Electric motors spin at far faster speeds than internal combustion engines do, and revolutions per minute will likely increase as the technology improves. Some automotive electric motors reach speeds of 20,000 rpm or more, and that means the rotor, stator and magnets have to be extremely strong to keep them from flying apart.
“There’s as much tuning and engineering in how to hold those magnets and how to take that high speed as there is in tuning an intake manifold,” said Tim Grewe, GM’s general director, electrification strategy and cell engineering. Grewe has worked on every EV and hybrid GM has built — from the EV1 in the late ’90s to the Cadillac Celestiq, the company’s latest electric car arriving in the fourth quarter next year.
GM has devoted much of its EV R&D resources to learning how to optimize the magnets in its electric motors. Improvements the company has made in this area since the 2011 Chevrolet Volt hybrid show just one path GM engineers are taking to increase efficiency and lower costs.
“From the design level, we’ve made motors even better by using less rare earths. Terbium, neodymium and dysprosium are like the catalyst inside the actual magnet itself,” Grewe said. “In the first generation of the Volt, we would just put the terbium and dysprosium everywhere in the magnet.
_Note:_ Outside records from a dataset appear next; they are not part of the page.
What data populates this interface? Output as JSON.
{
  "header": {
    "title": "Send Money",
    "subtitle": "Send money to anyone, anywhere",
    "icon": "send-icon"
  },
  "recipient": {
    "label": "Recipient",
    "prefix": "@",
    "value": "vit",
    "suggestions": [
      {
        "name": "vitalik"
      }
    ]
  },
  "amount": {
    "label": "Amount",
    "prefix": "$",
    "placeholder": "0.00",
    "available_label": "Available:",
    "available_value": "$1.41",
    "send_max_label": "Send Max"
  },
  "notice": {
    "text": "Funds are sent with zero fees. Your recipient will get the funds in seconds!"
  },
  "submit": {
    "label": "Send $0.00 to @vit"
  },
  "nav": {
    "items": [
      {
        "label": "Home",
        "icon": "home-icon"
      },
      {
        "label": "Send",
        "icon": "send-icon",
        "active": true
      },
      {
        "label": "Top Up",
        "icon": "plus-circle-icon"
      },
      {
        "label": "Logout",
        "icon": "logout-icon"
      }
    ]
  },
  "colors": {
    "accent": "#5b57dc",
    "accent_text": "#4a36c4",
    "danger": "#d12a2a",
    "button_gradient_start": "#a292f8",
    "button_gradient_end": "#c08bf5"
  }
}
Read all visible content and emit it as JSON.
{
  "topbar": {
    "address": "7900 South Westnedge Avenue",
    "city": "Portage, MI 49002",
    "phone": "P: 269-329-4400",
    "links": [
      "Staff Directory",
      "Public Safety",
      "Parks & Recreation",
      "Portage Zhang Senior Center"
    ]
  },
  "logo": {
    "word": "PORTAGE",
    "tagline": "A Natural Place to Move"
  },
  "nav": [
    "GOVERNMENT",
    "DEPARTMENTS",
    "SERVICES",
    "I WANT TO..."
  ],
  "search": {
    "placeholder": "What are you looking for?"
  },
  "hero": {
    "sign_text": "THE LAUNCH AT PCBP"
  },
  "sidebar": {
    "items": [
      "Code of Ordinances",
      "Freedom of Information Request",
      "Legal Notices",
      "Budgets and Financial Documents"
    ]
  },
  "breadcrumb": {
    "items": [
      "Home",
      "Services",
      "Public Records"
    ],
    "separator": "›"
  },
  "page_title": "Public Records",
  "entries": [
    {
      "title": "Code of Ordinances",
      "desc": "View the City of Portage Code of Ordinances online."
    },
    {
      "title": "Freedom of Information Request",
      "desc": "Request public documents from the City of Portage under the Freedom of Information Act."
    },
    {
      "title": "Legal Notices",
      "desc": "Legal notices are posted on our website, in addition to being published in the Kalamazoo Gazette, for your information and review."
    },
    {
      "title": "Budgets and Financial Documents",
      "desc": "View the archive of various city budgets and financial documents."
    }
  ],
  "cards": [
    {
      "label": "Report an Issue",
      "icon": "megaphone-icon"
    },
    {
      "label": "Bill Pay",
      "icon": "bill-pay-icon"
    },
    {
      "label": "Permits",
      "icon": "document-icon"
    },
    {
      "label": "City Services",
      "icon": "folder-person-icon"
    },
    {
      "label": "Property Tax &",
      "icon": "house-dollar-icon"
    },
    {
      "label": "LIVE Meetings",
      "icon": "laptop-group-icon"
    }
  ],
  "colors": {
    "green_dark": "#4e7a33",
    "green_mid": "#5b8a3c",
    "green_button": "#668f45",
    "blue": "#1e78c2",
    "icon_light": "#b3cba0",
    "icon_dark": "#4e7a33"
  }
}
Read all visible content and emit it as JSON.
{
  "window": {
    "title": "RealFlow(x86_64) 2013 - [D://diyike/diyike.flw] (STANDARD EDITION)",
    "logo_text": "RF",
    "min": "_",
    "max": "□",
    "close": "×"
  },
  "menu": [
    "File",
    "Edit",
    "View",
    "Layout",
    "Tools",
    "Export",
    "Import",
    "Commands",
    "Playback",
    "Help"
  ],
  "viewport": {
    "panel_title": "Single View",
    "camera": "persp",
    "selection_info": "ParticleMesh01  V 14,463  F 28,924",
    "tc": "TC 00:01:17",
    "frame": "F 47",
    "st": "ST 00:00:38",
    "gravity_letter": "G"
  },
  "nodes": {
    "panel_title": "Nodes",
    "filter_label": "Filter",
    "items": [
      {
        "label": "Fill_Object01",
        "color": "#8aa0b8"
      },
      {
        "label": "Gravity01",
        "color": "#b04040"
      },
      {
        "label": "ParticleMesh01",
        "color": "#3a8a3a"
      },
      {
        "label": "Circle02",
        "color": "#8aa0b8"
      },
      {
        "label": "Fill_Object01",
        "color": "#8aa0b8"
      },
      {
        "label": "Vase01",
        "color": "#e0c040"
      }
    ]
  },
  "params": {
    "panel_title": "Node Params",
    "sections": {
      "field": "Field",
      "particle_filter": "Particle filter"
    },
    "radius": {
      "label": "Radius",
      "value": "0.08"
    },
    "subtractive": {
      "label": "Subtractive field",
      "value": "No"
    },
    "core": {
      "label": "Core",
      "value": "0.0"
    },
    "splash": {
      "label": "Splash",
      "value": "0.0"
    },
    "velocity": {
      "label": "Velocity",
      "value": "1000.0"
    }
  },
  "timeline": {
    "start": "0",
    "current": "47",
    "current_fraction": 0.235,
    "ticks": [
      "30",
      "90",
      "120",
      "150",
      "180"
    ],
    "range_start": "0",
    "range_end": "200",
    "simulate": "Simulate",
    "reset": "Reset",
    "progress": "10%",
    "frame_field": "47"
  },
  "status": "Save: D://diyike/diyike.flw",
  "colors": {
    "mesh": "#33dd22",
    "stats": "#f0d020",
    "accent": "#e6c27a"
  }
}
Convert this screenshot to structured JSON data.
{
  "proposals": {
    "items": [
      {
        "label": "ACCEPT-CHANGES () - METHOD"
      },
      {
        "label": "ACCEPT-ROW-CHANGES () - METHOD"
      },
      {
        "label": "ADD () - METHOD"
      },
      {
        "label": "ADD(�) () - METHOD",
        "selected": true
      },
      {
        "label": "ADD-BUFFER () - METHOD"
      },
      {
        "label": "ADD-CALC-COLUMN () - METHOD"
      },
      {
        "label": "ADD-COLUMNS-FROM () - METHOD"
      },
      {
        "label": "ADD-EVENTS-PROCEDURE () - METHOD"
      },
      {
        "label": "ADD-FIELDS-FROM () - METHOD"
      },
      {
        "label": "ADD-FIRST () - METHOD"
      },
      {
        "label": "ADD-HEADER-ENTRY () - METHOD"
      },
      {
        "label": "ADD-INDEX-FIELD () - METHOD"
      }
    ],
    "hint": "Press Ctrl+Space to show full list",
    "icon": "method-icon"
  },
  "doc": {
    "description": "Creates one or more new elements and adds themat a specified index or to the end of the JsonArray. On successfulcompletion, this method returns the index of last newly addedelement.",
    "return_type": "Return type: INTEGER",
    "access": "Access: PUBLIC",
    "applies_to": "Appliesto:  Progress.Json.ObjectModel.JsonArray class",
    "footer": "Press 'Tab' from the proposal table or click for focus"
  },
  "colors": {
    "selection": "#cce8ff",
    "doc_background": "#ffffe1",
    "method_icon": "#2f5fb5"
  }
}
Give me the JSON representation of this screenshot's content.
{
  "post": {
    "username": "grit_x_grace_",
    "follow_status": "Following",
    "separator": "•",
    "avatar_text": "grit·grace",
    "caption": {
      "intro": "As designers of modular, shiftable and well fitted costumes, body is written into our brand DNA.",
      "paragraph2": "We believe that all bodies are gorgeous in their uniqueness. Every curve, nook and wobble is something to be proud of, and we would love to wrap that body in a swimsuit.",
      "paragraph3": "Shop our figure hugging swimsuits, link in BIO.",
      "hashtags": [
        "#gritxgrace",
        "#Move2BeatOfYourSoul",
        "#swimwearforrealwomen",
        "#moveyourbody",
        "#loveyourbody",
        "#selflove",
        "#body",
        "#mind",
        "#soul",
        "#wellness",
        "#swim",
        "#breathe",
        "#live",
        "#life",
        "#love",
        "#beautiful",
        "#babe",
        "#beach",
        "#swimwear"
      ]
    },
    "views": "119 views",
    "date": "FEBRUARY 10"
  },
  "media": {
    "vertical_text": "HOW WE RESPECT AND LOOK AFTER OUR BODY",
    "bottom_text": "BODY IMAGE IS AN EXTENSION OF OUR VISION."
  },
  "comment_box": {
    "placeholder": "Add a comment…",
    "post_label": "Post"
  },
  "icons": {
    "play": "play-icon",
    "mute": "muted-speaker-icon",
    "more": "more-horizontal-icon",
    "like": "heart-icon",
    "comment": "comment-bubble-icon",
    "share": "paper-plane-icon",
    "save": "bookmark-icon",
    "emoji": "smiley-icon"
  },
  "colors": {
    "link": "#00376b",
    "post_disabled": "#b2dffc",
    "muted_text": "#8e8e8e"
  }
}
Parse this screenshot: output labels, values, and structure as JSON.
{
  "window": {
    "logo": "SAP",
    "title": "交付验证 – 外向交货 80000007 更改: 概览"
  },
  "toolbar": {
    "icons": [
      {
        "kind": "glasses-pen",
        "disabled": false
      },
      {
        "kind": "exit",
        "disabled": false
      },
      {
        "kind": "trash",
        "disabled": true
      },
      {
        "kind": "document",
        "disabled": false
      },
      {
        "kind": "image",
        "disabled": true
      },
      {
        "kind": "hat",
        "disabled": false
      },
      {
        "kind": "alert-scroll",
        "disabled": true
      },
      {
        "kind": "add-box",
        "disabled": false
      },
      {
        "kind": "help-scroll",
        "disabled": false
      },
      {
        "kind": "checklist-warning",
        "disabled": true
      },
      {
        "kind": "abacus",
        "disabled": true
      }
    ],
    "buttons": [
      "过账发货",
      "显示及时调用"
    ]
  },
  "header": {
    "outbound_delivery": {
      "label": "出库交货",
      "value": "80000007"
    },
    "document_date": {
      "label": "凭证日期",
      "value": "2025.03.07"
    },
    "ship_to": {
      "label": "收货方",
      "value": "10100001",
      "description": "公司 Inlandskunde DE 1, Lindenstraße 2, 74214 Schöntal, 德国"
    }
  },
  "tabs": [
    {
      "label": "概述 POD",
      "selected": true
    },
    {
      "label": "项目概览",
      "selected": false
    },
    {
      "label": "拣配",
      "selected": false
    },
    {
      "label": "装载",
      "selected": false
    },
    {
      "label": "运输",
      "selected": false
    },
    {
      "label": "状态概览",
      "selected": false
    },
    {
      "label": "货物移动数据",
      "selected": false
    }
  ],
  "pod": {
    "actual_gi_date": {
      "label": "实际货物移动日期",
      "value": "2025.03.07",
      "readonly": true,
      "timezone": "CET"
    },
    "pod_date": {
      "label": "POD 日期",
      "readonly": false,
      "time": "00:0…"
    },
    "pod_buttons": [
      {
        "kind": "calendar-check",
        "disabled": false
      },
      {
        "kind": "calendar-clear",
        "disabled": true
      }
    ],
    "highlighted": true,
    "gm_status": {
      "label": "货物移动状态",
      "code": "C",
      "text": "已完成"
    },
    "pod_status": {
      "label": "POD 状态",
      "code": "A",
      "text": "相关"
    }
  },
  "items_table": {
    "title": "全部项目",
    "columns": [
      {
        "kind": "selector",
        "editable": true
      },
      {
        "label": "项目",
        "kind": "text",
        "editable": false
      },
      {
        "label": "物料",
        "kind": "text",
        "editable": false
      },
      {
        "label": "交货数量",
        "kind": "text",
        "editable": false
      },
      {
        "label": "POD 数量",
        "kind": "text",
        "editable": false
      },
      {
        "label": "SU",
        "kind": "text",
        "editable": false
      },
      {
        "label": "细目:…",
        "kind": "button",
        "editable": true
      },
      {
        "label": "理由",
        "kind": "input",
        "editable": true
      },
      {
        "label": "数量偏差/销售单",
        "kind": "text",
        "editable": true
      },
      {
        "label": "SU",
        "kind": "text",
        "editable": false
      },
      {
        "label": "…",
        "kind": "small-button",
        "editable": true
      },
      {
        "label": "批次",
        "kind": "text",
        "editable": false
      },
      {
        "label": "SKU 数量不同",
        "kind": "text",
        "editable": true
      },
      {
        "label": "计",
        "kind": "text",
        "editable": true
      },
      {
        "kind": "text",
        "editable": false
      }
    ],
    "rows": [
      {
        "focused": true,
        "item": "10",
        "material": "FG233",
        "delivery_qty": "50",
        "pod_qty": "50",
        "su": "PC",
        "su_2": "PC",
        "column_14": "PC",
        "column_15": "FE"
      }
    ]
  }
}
In the second-generation Volt, we basically cut the terbium and dysprosium in half, just putting it where we needed it.
“And now, in our Ultium motors, we’ve taken it to the next level,” he said. “We’ve further refined our magnetic models and our 3D magnetic computational capability and coat the critical rare earths directly on the magnet only where we need it. You can really dial that in because magnet strength is torque.”.